Interviews
Jan Arendtsz, Founder and CEO of Celigo – Interview Series

Jan Arendtsz is the Founder and CEO of Celigo and a veteran of the software industry with more than 25 years of experience in product development, business development, sales, customer success, and marketing. He founded Celigo with the goal of simplifying how companies integrate, automate, and optimize business processes across the enterprise. He is responsible for overseeing all company operations.
Prior to Celigo, Jan was a Director at NetSuite, the leading cloud-based ERP platform, where he launched their integration platform. Prior to that, Jan worked for Cambridge Technology Partners, where he implemented complex business solutions for customers ranging from internet startups to Fortune 500 companies.

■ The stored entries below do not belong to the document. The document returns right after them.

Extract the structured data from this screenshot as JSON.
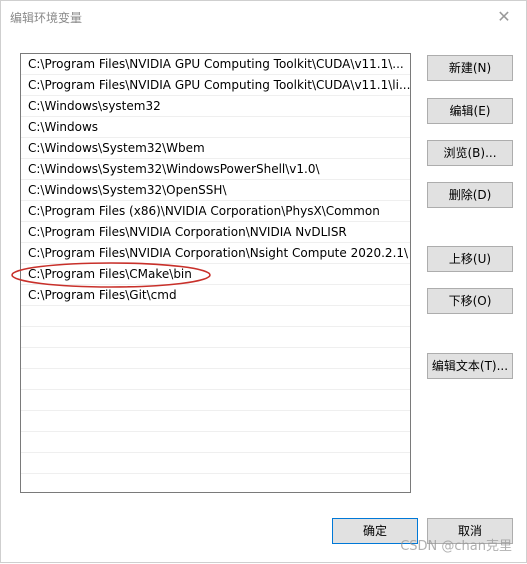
{
  "window": {
    "title": "编辑环境变量",
    "close_glyph": "✕"
  },
  "path_list": {
    "items": [
      "C:\\Program Files\\NVIDIA GPU Computing Toolkit\\CUDA\\v11.1\\...",
      "C:\\Program Files\\NVIDIA GPU Computing Toolkit\\CUDA\\v11.1\\li...",
      "C:\\Windows\\system32",
      "C:\\Windows",
      "C:\\Windows\\System32\\Wbem",
      "C:\\Windows\\System32\\WindowsPowerShell\\v1.0\\",
      "C:\\Windows\\System32\\OpenSSH\\",
      "C:\\Program Files (x86)\\NVIDIA Corporation\\PhysX\\Common",
      "C:\\Program Files\\NVIDIA Corporation\\NVIDIA NvDLISR",
      "C:\\Program Files\\NVIDIA Corporation\\Nsight Compute 2020.2.1\\",
      "C:\\Program Files\\CMake\\bin",
      "C:\\Program Files\\Git\\cmd"
    ],
    "highlighted_index": 10,
    "highlight_color": "#c8302a"
  },
  "buttons": {
    "new": "新建(N)",
    "edit": "编辑(E)",
    "browse": "浏览(B)...",
    "delete": "删除(D)",
    "move_up": "上移(U)",
    "move_down": "下移(O)",
    "edit_text": "编辑文本(T)...",
    "ok": "确定",
    "cancel": "取消"
  },
  "watermark": {
    "text": "CSDN @chan克里"
  }
}
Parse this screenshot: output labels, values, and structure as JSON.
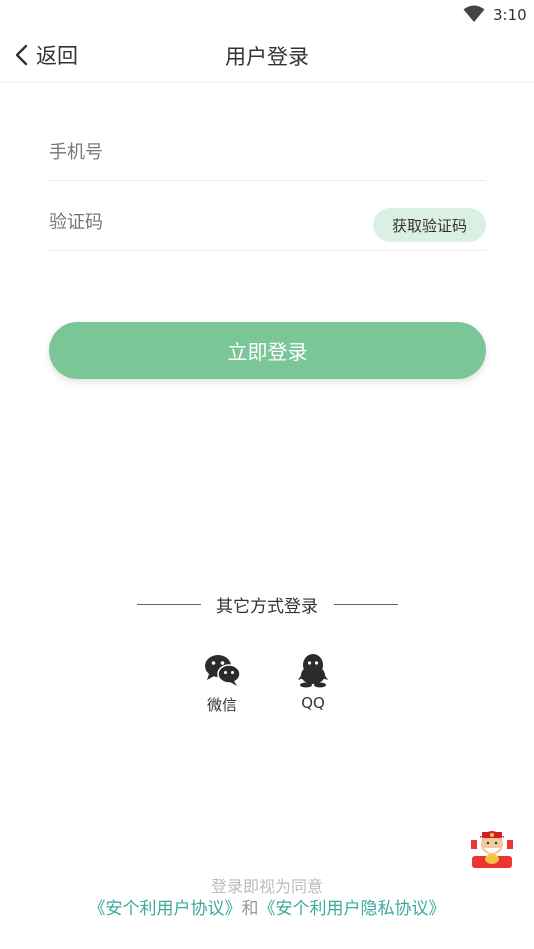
{
  "status_bar": {
    "time": "3:10"
  },
  "nav": {
    "back_label": "返回",
    "title": "用户登录"
  },
  "form": {
    "phone_placeholder": "手机号",
    "code_placeholder": "验证码",
    "get_code_label": "获取验证码",
    "submit_label": "立即登录"
  },
  "other_login": {
    "title": "其它方式登录",
    "options": [
      {
        "label": "微信",
        "icon": "wechat-icon"
      },
      {
        "label": "QQ",
        "icon": "qq-icon"
      }
    ]
  },
  "agreement": {
    "intro": "登录即视为同意",
    "user_agreement": "《安个利用户协议》",
    "conjunction": "和",
    "privacy_agreement": "《安个利用户隐私协议》"
  },
  "colors": {
    "accent": "#7bc697",
    "code_button_bg": "#dbf0e4",
    "link": "#3aa9a0"
  }
}
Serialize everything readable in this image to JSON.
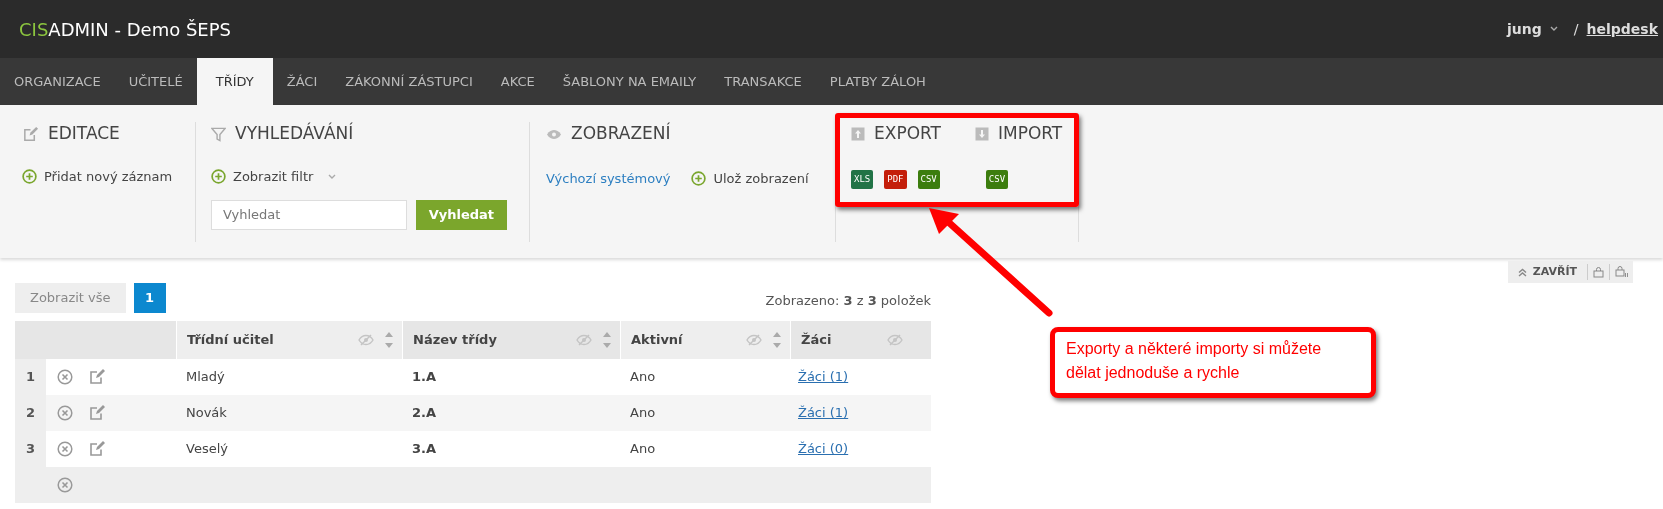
{
  "header": {
    "brand_prefix": "CIS",
    "brand": "ADMIN - Demo ŠEPS",
    "user": "jung",
    "separator": "/",
    "helpdesk": "helpdesk"
  },
  "tabs": [
    {
      "label": "ORGANIZACE",
      "selected": false
    },
    {
      "label": "UČITELÉ",
      "selected": false
    },
    {
      "label": "TŘÍDY",
      "selected": true
    },
    {
      "label": "ŽÁCI",
      "selected": false
    },
    {
      "label": "ZÁKONNÍ ZÁSTUPCI",
      "selected": false
    },
    {
      "label": "AKCE",
      "selected": false
    },
    {
      "label": "ŠABLONY NA EMAILY",
      "selected": false
    },
    {
      "label": "TRANSAKCE",
      "selected": false
    },
    {
      "label": "PLATBY ZÁLOH",
      "selected": false
    }
  ],
  "toolbar": {
    "editace": {
      "title": "EDITACE",
      "action": "Přidat nový záznam"
    },
    "vyhledavani": {
      "title": "VYHLEDÁVÁNÍ",
      "filter": "Zobrazit filtr",
      "placeholder": "Vyhledat",
      "button": "Vyhledat"
    },
    "zobrazeni": {
      "title": "ZOBRAZENÍ",
      "default_link": "Výchozí systémový",
      "save": "Ulož zobrazení"
    },
    "export": {
      "title": "EXPORT",
      "formats": [
        {
          "label": "XLS",
          "color": "#217346"
        },
        {
          "label": "PDF",
          "color": "#c41e0a"
        },
        {
          "label": "CSV",
          "color": "#3c7d0e"
        }
      ]
    },
    "import": {
      "title": "IMPORT",
      "formats": [
        {
          "label": "CSV",
          "color": "#3c7d0e"
        }
      ]
    }
  },
  "close_bar": {
    "label": "ZAVŘÍT"
  },
  "pager": {
    "show_all": "Zobrazit vše",
    "pages": [
      {
        "label": "1",
        "selected": true
      }
    ]
  },
  "count": {
    "prefix": "Zobrazeno:",
    "shown": "3",
    "middle": "z",
    "total": "3",
    "suffix": "položek"
  },
  "table": {
    "columns": [
      {
        "label": "Třídní učitel",
        "sortable": true
      },
      {
        "label": "Název třídy",
        "sortable": true
      },
      {
        "label": "Aktivní",
        "sortable": true
      },
      {
        "label": "Žáci",
        "sortable": false
      }
    ],
    "rows": [
      {
        "kind": "record",
        "number": "1",
        "teacher": "Mladý",
        "class": "1.A",
        "active": "Ano",
        "pupils": "Žáci (1)"
      },
      {
        "kind": "record",
        "number": "2",
        "teacher": "Novák",
        "class": "2.A",
        "active": "Ano",
        "pupils": "Žáci (1)"
      },
      {
        "kind": "record",
        "number": "3",
        "teacher": "Veselý",
        "class": "3.A",
        "active": "Ano",
        "pupils": "Žáci (0)"
      },
      {
        "kind": "new"
      }
    ]
  },
  "callout": {
    "text": "Exporty a některé importy si můžete dělat jednoduše a rychle"
  }
}
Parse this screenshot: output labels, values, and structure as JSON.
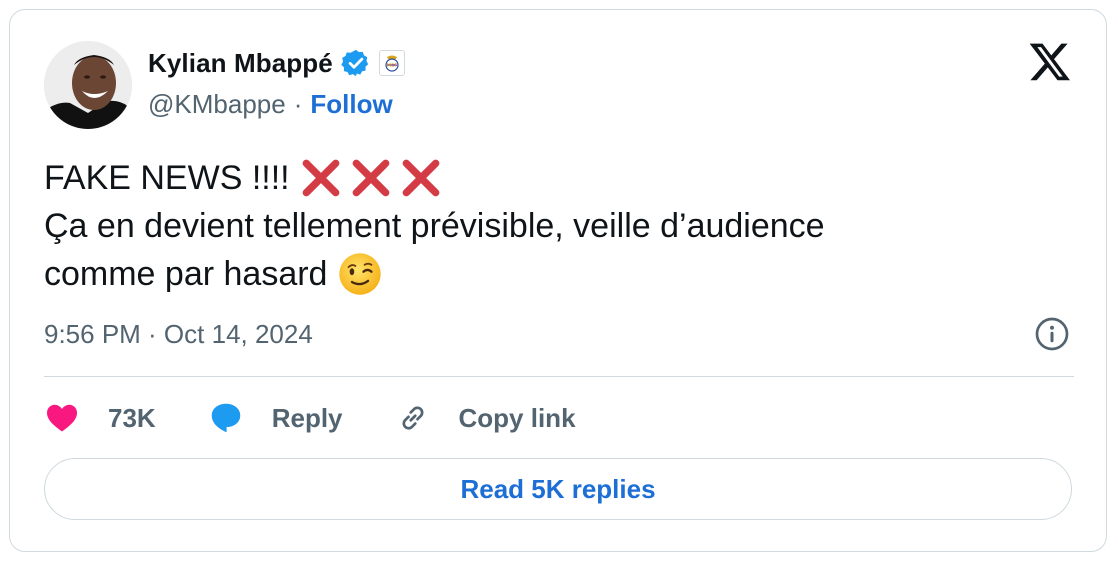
{
  "author": {
    "display_name": "Kylian Mbappé",
    "handle": "@KMbappe",
    "separator": "·",
    "follow_label": "Follow",
    "verified_badge_icon": "verified-badge-icon",
    "affiliate_badge_icon": "real-madrid-crest-icon",
    "avatar_icon": "profile-photo"
  },
  "tweet": {
    "line1": "FAKE NEWS !!!!",
    "line1_emoji": [
      "cross-mark",
      "cross-mark",
      "cross-mark"
    ],
    "line2": "Ça en devient tellement prévisible, veille d’audience",
    "line3": "comme par hasard",
    "line3_emoji": "winking-face"
  },
  "meta": {
    "timestamp": "9:56 PM · Oct 14, 2024"
  },
  "actions": {
    "likes_count": "73K",
    "reply_label": "Reply",
    "copy_link_label": "Copy link"
  },
  "read_replies_label": "Read 5K replies",
  "colors": {
    "link_blue": "#1d6fd6",
    "verified_blue": "#1d9bf0",
    "like_pink": "#f91880",
    "secondary_text": "#536471",
    "border": "#cfd9de",
    "cross_red": "#d43c45"
  }
}
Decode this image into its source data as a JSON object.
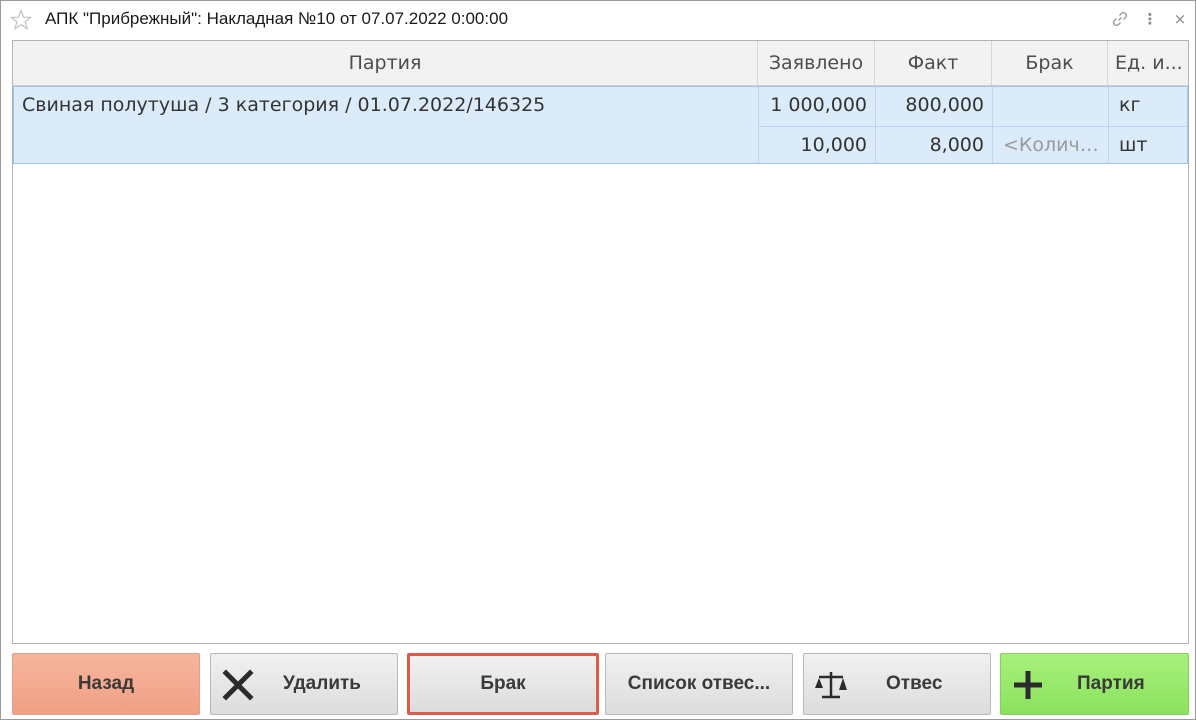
{
  "window": {
    "title": "АПК \"Прибрежный\": Накладная №10 от 07.07.2022 0:00:00",
    "icons": [
      "star-icon",
      "link-icon",
      "more-icon",
      "close-icon"
    ],
    "more_glyph": "⋮",
    "close_glyph": "×"
  },
  "table": {
    "columns": [
      "Партия",
      "Заявлено",
      "Факт",
      "Брак",
      "Ед. и..."
    ],
    "rows": [
      {
        "batch": "Свиная полутуша / 3 категория / 01.07.2022/146325",
        "lines": [
          {
            "declared": "1 000,000",
            "fact": "800,000",
            "defect": "",
            "unit": "кг"
          },
          {
            "declared": "10,000",
            "fact": "8,000",
            "defect_placeholder": "<Количе...",
            "unit": "шт"
          }
        ]
      }
    ],
    "colors": {
      "selected_bg": "#dcebfa",
      "selected_border": "#9cc4ec"
    }
  },
  "buttons": {
    "back": "Назад",
    "delete": "Удалить",
    "defect": "Брак",
    "list": "Список отвес...",
    "weigh": "Отвес",
    "batch": "Партия"
  },
  "colors": {
    "back": "#f3a98d",
    "batch": "#96e86a",
    "highlight": "#e05a4a"
  }
}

Celigo is a cloud-based intelligent automation and integration platform (iPaaS) designed to help organizations connect applications, automate business processes, and keep data synchronized across their technology stack without heavy custom development. Its platform combines prebuilt connectors, reusable integration templates, and AI-assisted tools so both technical and non-technical teams can design, deploy, and manage integrations at scale. Celigo is commonly used to streamline workflows across areas like ecommerce, finance, operations, and IT, reducing manual work, improving data accuracy, and enabling faster, more resilient business processes.
What originally motivated you to found Celigo, and how did your experience leading integration services and product initiatives at software companies like NetSuite shape the gap you saw in enterprise integration at the time?
That early SaaS experience showed me that while the cloud solved a software delivery problem, it also created a massive data connectivity problem. We were selling the vision of a unified business, but the reality was fragmented data silos. I started Celigo to fix those challenges.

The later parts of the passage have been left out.